But there was another, upon whom the lot did not fall, who also met these conditions- Joseph Barsabbas Justus. This man was important enough to Luke, the writer of Acts, that his name is precisely recorded in history. But his name is all that we know of him. What he subsequently did for the spread of the Gospel remains folded in history’s shadows.

There are so many souls, down through these same shadows, who love and spread the Gospel but who remain relatively “anonymous in God”. I think of one such woman today, on what was once her Feastday.

Sister Mary Matthias Duggan was born in 1869 in the Irish Free State.
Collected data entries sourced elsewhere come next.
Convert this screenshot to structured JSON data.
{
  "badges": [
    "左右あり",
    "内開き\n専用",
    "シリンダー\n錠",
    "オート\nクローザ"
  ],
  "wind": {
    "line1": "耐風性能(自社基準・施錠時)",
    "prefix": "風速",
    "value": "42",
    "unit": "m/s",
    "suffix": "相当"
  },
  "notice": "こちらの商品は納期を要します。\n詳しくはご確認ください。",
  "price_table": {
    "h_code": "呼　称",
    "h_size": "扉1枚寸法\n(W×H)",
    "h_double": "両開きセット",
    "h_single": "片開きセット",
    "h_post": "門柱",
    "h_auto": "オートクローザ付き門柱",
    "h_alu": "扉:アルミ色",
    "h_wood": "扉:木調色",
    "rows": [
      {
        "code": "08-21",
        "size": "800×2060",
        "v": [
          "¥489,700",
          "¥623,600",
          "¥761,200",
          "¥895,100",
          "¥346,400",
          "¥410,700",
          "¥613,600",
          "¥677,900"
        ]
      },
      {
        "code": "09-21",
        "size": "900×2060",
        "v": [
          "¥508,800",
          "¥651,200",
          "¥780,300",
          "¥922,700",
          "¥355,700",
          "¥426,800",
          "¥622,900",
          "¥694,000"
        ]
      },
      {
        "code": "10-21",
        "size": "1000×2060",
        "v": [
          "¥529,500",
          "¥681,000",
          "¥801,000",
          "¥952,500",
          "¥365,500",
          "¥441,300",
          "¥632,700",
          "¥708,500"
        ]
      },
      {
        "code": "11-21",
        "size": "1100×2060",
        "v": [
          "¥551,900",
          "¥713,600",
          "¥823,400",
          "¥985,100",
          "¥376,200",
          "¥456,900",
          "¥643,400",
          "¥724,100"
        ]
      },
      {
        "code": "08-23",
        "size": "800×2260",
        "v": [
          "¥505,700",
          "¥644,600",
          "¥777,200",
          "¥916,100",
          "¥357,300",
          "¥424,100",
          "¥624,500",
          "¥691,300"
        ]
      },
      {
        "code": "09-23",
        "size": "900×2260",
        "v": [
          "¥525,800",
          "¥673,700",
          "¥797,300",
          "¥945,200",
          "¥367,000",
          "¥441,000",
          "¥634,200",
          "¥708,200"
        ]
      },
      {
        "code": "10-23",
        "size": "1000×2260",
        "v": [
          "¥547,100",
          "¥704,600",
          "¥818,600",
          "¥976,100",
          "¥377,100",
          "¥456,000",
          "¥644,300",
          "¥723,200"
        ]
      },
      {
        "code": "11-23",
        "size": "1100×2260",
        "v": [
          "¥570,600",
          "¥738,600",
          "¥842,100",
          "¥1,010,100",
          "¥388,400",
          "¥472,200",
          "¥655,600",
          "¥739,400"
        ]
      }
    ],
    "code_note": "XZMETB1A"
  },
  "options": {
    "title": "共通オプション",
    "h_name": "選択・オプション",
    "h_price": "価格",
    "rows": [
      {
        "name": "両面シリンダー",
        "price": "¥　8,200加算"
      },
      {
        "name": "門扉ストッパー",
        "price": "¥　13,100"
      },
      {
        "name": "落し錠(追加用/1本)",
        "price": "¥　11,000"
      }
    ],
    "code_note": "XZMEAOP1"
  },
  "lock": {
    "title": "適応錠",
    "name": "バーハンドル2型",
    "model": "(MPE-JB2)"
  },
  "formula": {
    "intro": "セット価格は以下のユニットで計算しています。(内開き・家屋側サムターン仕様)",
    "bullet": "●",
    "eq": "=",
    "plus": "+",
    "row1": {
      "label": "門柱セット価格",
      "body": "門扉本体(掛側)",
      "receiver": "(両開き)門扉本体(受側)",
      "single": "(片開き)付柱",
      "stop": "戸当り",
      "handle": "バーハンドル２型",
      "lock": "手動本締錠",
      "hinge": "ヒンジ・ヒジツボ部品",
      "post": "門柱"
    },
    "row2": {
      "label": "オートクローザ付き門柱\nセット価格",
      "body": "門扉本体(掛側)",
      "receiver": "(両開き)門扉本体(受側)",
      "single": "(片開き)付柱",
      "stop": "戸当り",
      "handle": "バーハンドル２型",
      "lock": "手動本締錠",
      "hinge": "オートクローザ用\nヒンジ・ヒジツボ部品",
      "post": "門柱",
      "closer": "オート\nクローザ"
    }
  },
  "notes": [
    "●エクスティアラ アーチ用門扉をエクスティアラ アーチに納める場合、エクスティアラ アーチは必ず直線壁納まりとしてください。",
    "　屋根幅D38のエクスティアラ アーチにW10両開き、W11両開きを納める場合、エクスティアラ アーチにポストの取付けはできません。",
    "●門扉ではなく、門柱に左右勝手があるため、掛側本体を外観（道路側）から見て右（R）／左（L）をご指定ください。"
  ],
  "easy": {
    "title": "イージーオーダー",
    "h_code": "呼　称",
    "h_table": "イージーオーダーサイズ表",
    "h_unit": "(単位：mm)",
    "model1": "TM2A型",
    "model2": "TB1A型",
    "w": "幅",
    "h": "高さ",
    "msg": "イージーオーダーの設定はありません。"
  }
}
She came to the United States in 1897. She joined the Sisters of Mercy as a lay sister, women who lacked the formal education to be teachers. Sister Matthias, and many others like her, cared for the household needs of the teaching sisters and resident students.

When I met Sister Matthias, she was in her nineties and lived on our infirmary wing. The trek from that wing to our Motherhouse chapel, though a skip and a jump for us novices, was a long journey on her cane for Sister Matthias. She carried ninety years of heavy work on her aged bones.

When any of us “youngsters” would come upon Sister Matthias or her peers on their chapel journey, we would offer an arm in accompaniment. Sister Matthias would give a lightly brogued “Thank you”, then begin a series of audible prayers for the accompanying novice. She always said, “These prayers are for your final perseverance.”

We will never know the blessed influence Joseph Barsabbas Justus had on the early Church. If it was anything near the Holy Gift that Sister Matthias quietly gave, then he too is a saint like she is.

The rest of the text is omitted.